Here are the four key ways I recommend modifying your workouts to stay strong, safe, and ready for childbirth.
1. Adjusting Your Core Workouts
Your core goes through big changes in the second trimester. Deep crunches, heavy twists, and planks on your stomach can start to feel uncomfortable and that’s your body telling you to adjust.
Diastasis recti, or separation of the abdominal muscles, is often a top concern women have that muscles will be overstretched and never return back to normal. But, during pregnancy, your abdominal muscles WILL separate, you cannot stop that, because your baby needs space to grow. However, you can work on engaging your core intentionally, so the separation doesn’t get too wide or deep. Safe, targeted core exercises help maintain posture, protect your connective tissue, and support your spine, while still building strength that will serve you during labor.

2. Swap Riskier Exercises for Safer Alternatives
You don’t have to stop working out, but some modifications will make your routine safer and more effective. Here are some second trimester alternatives, I recommend:
| Common Exercise | Pregnancy Alternative | Why It Helps |
|---|---|---|
| Crunches | Dead bugs or kneeling core work | Builds core strength without placing direct pressure on your abdomen |
| Deep twists | Side planks or gentle rotational stretches | Maintains spinal mobility safely while reducing abdominal strain |
| Planks on stomach | Side planks or elevated planks | Protects the belly and pelvic floor while still building stability |
| Heavy weight lifts | Bodyweight or light resistance with proper form | Strengthens muscles safely without overloading joints or core |
These swaps let you continue strengthening your core and supporting your pelvis, keeping your body ready for the physical demands of labor.

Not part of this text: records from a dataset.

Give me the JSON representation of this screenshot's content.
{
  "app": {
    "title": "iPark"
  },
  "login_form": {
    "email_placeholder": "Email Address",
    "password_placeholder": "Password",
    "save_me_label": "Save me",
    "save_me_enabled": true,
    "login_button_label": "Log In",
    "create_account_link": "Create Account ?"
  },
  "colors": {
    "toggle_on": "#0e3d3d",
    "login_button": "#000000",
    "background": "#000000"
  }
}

3. Prioritize Mobility and Stretching
As your hips, spine, and ribcage adapt to your growing baby, stretching and mobility work become even more important. Incorporating gentle stretches into your routine can help reduce back and pelvic discomfort, improve circulation, and support posture. Think of mobility as creating space for your body to move freely, which is essential for comfort during pregnancy and positioning during labor.

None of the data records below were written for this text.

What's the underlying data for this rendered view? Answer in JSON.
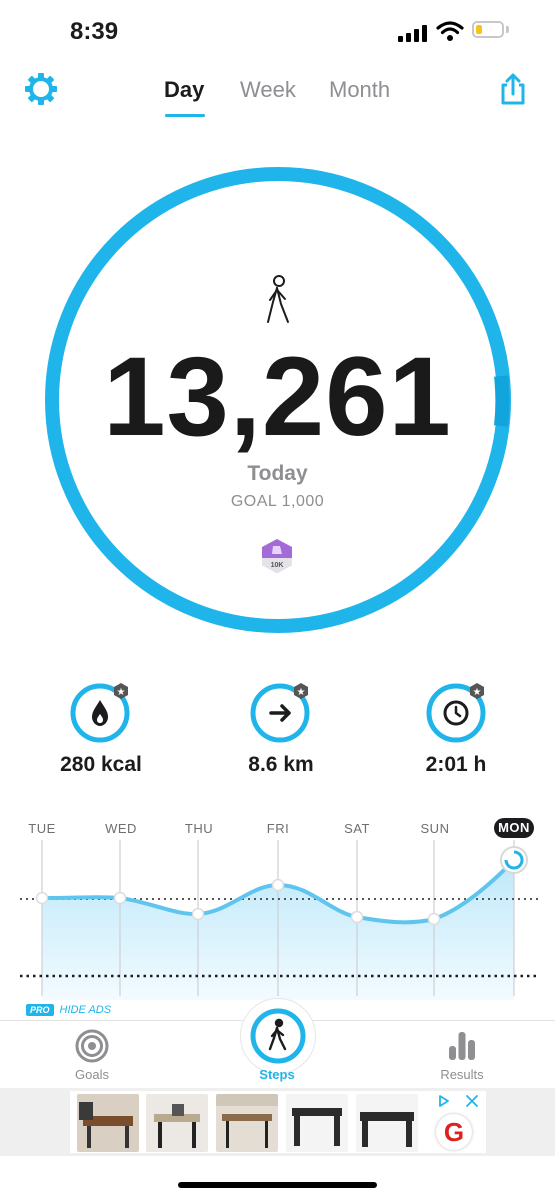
{
  "status": {
    "time": "8:39",
    "battery_color": "#f5c518"
  },
  "header": {
    "settings_icon": "gear-icon",
    "tabs": [
      {
        "label": "Day",
        "active": true
      },
      {
        "label": "Week",
        "active": false
      },
      {
        "label": "Month",
        "active": false
      }
    ],
    "share_icon": "share-icon"
  },
  "summary": {
    "steps": "13,261",
    "period_label": "Today",
    "goal_label": "GOAL 1,000",
    "badge_text": "10K",
    "ring_progress": 1.0,
    "accent_color": "#1fb5ea"
  },
  "stats": [
    {
      "icon": "flame-icon",
      "value": "280 kcal"
    },
    {
      "icon": "arrow-right-icon",
      "value": "8.6 km"
    },
    {
      "icon": "clock-icon",
      "value": "2:01 h"
    }
  ],
  "week_chart": {
    "days": [
      "TUE",
      "WED",
      "THU",
      "FRI",
      "SAT",
      "SUN",
      "MON"
    ],
    "active_day": "MON"
  },
  "promo": {
    "tag": "PRO",
    "text": "HIDE ADS"
  },
  "tabbar": [
    {
      "label": "Goals",
      "icon": "target-icon",
      "active": false
    },
    {
      "label": "Steps",
      "icon": "walker-icon",
      "active": true
    },
    {
      "label": "Results",
      "icon": "bar-chart-icon",
      "active": false
    }
  ],
  "ad": {
    "logo_letter": "G"
  }
}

4. Use Your Breath to Protect Your Body
Breath work is more than relaxation, it’s also a key part you should focus on in your second-trimester. Coordinating your breath with movement will help reduce intra-abdominal pressure, build body awareness, and prepare for labor.

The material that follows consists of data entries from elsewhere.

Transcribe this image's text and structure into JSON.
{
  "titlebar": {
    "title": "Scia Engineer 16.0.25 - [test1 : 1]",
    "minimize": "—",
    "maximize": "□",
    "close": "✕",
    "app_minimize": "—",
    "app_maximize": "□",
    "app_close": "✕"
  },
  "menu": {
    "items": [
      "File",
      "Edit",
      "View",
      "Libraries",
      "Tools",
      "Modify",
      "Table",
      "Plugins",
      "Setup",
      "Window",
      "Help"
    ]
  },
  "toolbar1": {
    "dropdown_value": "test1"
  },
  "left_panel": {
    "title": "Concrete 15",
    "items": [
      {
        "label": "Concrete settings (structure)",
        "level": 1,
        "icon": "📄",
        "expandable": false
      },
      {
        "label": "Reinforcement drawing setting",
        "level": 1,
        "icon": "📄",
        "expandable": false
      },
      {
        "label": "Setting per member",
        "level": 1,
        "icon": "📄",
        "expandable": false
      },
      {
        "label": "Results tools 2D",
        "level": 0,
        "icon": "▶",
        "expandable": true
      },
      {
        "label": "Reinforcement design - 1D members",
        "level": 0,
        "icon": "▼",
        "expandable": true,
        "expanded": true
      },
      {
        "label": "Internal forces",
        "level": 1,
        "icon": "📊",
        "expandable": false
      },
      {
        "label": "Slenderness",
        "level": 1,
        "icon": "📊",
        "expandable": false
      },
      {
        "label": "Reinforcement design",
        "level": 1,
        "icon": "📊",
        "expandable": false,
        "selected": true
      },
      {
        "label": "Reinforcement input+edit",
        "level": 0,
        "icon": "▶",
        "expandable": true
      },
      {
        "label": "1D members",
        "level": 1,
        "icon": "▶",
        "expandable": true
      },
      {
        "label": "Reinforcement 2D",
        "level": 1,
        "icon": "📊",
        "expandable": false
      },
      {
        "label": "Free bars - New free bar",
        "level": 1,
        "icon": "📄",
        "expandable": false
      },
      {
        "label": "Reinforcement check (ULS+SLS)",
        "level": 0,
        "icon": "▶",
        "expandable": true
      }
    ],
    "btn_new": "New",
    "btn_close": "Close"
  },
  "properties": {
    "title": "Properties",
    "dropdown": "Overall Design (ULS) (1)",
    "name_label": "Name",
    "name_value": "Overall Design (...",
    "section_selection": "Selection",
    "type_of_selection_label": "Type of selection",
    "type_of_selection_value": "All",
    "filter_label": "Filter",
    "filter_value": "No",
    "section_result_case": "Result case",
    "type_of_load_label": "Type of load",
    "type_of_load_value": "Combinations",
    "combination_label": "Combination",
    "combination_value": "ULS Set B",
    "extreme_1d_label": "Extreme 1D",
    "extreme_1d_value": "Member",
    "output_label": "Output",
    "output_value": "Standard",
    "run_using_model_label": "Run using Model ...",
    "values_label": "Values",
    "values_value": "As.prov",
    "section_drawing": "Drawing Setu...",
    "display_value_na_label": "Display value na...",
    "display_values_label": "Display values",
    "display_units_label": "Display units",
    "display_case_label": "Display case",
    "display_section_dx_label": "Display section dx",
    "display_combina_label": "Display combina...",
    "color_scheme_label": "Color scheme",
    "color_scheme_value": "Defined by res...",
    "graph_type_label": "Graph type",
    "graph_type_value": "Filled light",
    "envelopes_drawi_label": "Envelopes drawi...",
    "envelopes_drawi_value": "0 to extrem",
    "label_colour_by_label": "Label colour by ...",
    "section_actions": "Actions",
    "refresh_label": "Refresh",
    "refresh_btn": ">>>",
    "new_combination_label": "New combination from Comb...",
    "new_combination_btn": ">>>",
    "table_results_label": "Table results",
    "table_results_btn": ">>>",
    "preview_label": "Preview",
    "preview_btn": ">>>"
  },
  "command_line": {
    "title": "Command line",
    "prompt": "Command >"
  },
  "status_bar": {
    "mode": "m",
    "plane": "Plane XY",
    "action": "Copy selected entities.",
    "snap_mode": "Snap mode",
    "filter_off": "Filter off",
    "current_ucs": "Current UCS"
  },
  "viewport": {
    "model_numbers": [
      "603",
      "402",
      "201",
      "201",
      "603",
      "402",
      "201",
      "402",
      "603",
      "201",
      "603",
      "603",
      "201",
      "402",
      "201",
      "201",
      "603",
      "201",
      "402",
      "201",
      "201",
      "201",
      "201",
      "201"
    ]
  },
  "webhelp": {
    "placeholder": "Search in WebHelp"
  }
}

Exhaling during effort keeps your core and pelvic floor safe while making every movement intentional, functional, and labor-ready. All of which will also directly transfer to an easier recovery as well.
Final Thoughts
Everything you do before labor is preparation. Every movement you make now builds endurance, stability, and awareness for the physical demands of labor as well as postpartum recovery. Intentional strength and mobility work will make pregnancy more comfortable, reduce back and pelvic discomfort, improve labor efficiency, and support faster recovery. You’re not just maintaining your fitness, you’re training your body for one of the most physically demanding events of your life!!
Remember, your body is capable of so much more than you realize so it’s important to stay active and push yourself when you can. YOUR body and your baby will thank you! There’s a lot of fear-mongering about pregnant women having to cut back and take it easy but ultimately, if you’ve always been active pre-pregnancy, you’re going to feel better being active during pregnancy too. This applies to both your mind and body.
However, at the same time, this isn’t the moment to suddenly start lifting weights and working out heavily if you weren’t doing that before… See the pattern? Keep up with your usual routine, just modify where necessary, listen to your body, stay active, enjoy this time and relax!!